Worst crowds I ever saw, also at Disneyland, was 4th of July! Incredible. Not just lines, just so many people walking around. That day we mostly just went to the shows. It was OK because we were annual passholders and went about once a month. But a bad time to go for your only trip.


----------



## VegasBella (Nov 3, 2017)

bankr63 said:


> You might want to flip your plans around a bit, by watching the crowd calendars carefully.


Thanks, yeah I will keep watching. I think we only want to do Epcot and MK. We didn't really like Hollywood Studios much and we're not interested in Animal Kingdom or the waterpark. 
There's a lot of other stuff we want to do in the Olando area too so we might be forced to do WDW on the holiday since that other stuff will probably be closed.

My plan is basically to use the fastpass system like we did last time but essentially ONLY do fastpasses this time.


----------



## silentg (Nov 3, 2017)

Since you are staying at a timeshare, you can order your Thanksgiving dinner from Publix. Or if you enjoy making Thanks giving dinner buy a turkey and cook it in your kitchen. No crowds except for your family.

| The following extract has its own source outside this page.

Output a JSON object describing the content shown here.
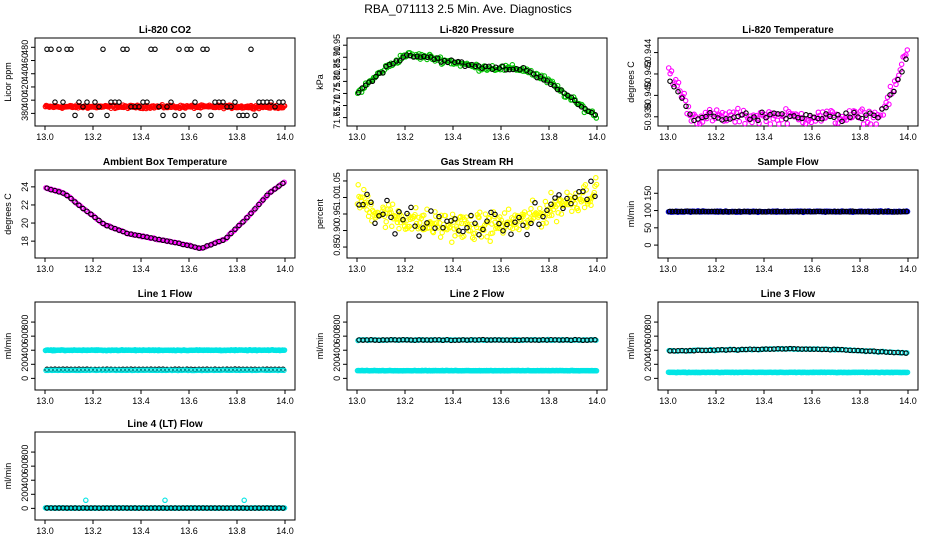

We went to Disney MK on Thanksgiving once, long ago. It was very crowded so we don’t do that anymore. I agree with others go the day before or day after Thanksgiving. 
Check the MyDisney.com website later as your vacation gets closer. Then you can make dining and fast pass reservations.
Have Fun!
Silentg


----------



## my disney experience (Dec 21, 2018)

VegasBella said:


> Thinking about doing Orlando during Thanksgiving week 2018. We would want to visit DisneyWorld, of course. Is that totally crazy? Will it be packed and insane?


  How was Thanksgiving at WDW?  Did the Disney crowd calendar help you out?  I hope the crowds were nott too bad and hopefully you grabbed some good Fastpasses.


----------



## VegasBella (Dec 23, 2018)

I canceled that trip. So I still don't know what the crowds are like.


----------



## DrQ (Dec 23, 2018)

We went about 18 years ago during TG. The crowds were not bad during the early part of the week. At Wednesday afternoon the crowds picked up significantly.

As clueless tourist, we were able to get a seat for four on Thanksgiving Day at the Coral Reef Restaurant right by the aquarium glass without reservations! I would not recommend this, but we lucked out with a generous hostess!


----------



## Firepath (Dec 23, 2018)

We went TG week in 2014. Agree that the crowds built as the week progressed. We arrived before park opening each day and stayed only until mid day or so. After that the parks were very crowded. If you go, just make sure you are there plenty early. I'm sure it's even busier now than a few years ago, and more so with Star Wars Land scheduled to open about that time in 2019.


----------



## Colt Seavers (Jan 17, 2019)

If Thanksgiving at Disney World is crazy then call me crazy because we were there this year.  While it was crowded it was slightly less than I expected and significantly lighter than the busiest times we have seen at either of the Disney locations.

The best plan I found was to focus on earlier times for the FastPass+ reservations that you make online since you cannot add any other ones until all three are used.  Even if you have to pass on one ride that you really want with a later time it is better to free up the ability to get more passes at the expense of waiting in the line for the desired ride.  I also was able to improve our FastPass+ choices and even add dining reservations by checking frequently during the days leading up to our times at the parks

What surprised me most was that I kept tracking the wait times on the Disney app during the weeks after we were there and the times for the popular rides only went down a little if at all.  Another consideration is that we were told some rides would be closed the week after Thanksgiving for scheduled maintenance to avoid closing them during the busier periods.


----------



## pedro47 (Jan 17, 2019)

Correction. We visited WDW  several days after the Thanksgiving Holiday. The resort was not crowded, no lines.


----------